Eine urige Hütte mit Bierbänken. Die Fenster, auf die die Abendsonne scheint, sind mit Deutschlandfahnen abgehängt. Vier große Fernsehgeräte stehen bereit. So präsentierte sich die Rosenberg-Alm am Samstag zum Auftakt des Angebots, in der Vorrunde gemeinsam die Spiele der deutschen Mannschaft zu schauen.
Bereits vor dem Anpfiff des Schiedsrichters stehen die Besucher zur Nationalhymne auf. "In der Gemeinschaft die Spiele der Deutschen zu verfolgen, macht einfach mehr Spaß als allein", sagt Ulrike Schmidt. Sie möchte mit dem Besuch der Alm auch die Bemühungen der Verantwortlichen unterstützen und hofft für die weiteren Spiele auf eine Steigerung der Besucherzahlen.

Mit Getränken versorgt verfolgen die Fans die Begegnung. Ein erstes Raunen geht bereits nach gut einer Minute Spielzeit durch die Alm, als nämlich Gomez mit einem ersten Kopfball für Gefahr vor dem gegnerischen Tor sorgt.


Nur bei EM und WM dabei



In regelmäßigen Abständen, immer, wenn sich vor dem Tor der Portugiesen etwas tut, wiederholte sich dies.
Ulrike Schmidt hat eigentlich weniger mit Fußball zu tun, sie ist auch keine Expertin, wie sie selbst einräumt. "Mich interessieren immer nur die Welt- und die Europameisterschaft, da bin ich dann ganz einfach begeistert dabei", sagt sie.

Erste Möglichkeiten zu einem Gespräch mit den Sitznachbarn bietet die Behandlungszeit von Neuer, der nach rund einer Viertelstunde von einem gegnerischen Spieler getroffen wird. Kurz vor der "Raucherpause" müssen die Fans nochmals kurz die Luft anhalten, als ein Lattenknaller der Portugiesen glücklicherweise auf der Linie landet.


Absoluter Gomez-Fan



Als in der zweiten Halbzeit schließlich Gomez die Deutschen mit dem entscheidenden Tor erlöst, springen die Besucher von ihren Plätzen und feiern die Deutschen. "Ich bin ein absoluter Fan von Mario Gomez", erzählt Iris Mahr. "Dass es für ihn mit dem Tor geklappt hat, war wirklich prima. Ich hatte es mir gewünscht." Sie findet ohnehin, dass die Deutschen sich das Leben selbst schwer gemacht und doch einige Chancen der Portugiesen zugelassen haben. "Wichtig war, dass der Weltklassespieler Ronaldo ausgeschaltet werden konnte", hält sie fest.

"Obwohl ich hier zu den jüngeren zähle, werde ich versuchen die meisten Spiele der deutschen Mannschaft hier zu sehen", betont Sebastian Scherbel.

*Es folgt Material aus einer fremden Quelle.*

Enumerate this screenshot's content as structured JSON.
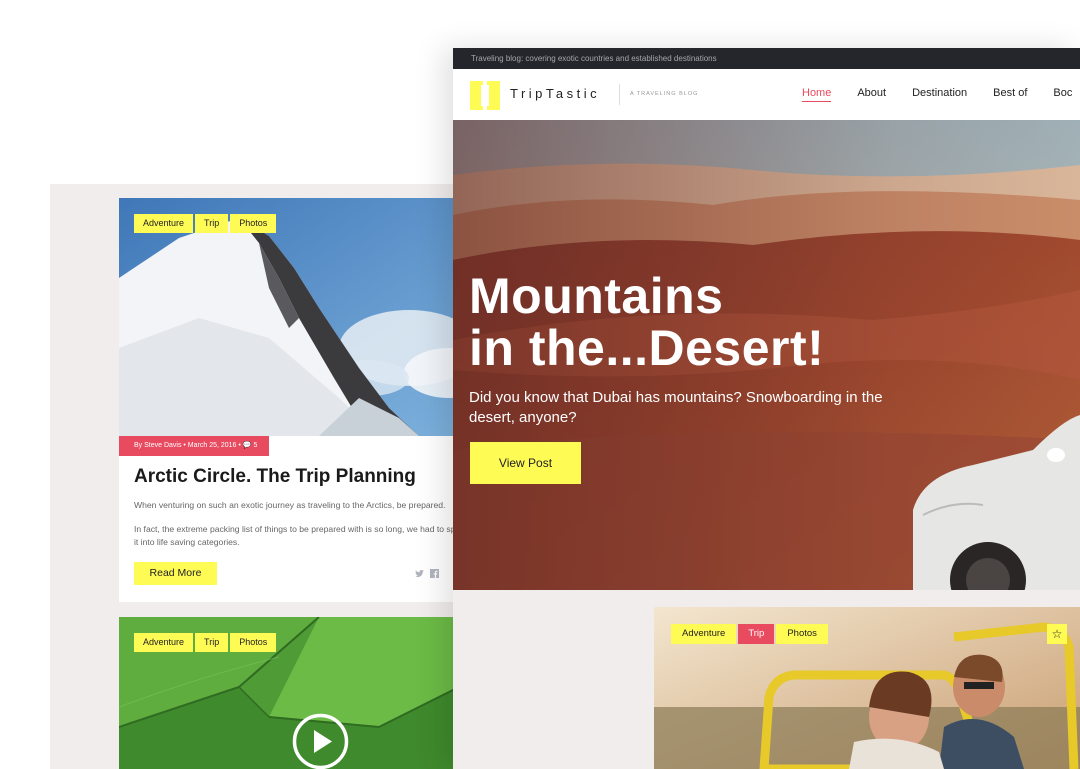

Die Stimmung in der Alm sei einwandfrei - und man sei unabhängig vom Wetter, sagte er.

Auch Philip Mahr, einer der Organisatoren, unterstreicht in seiner Bilanz, dass der Rahmen so völlig in Ordnung sei. "Bei Regen wären sicherlich noch einige mehr in die Halle gekommen, zogen aber wahrscheinlich bei Sonnenschein das Public Viewing im Freien vor", vermutet er. Die Begeisterung der vorangegangenen Fanmeilen hatte die Verantwortlichen der Rosenbergalm auf die Idee gebracht, auf der "Alm" auch die Spiele der deutschen Nationalmannschaft live zu übertragen.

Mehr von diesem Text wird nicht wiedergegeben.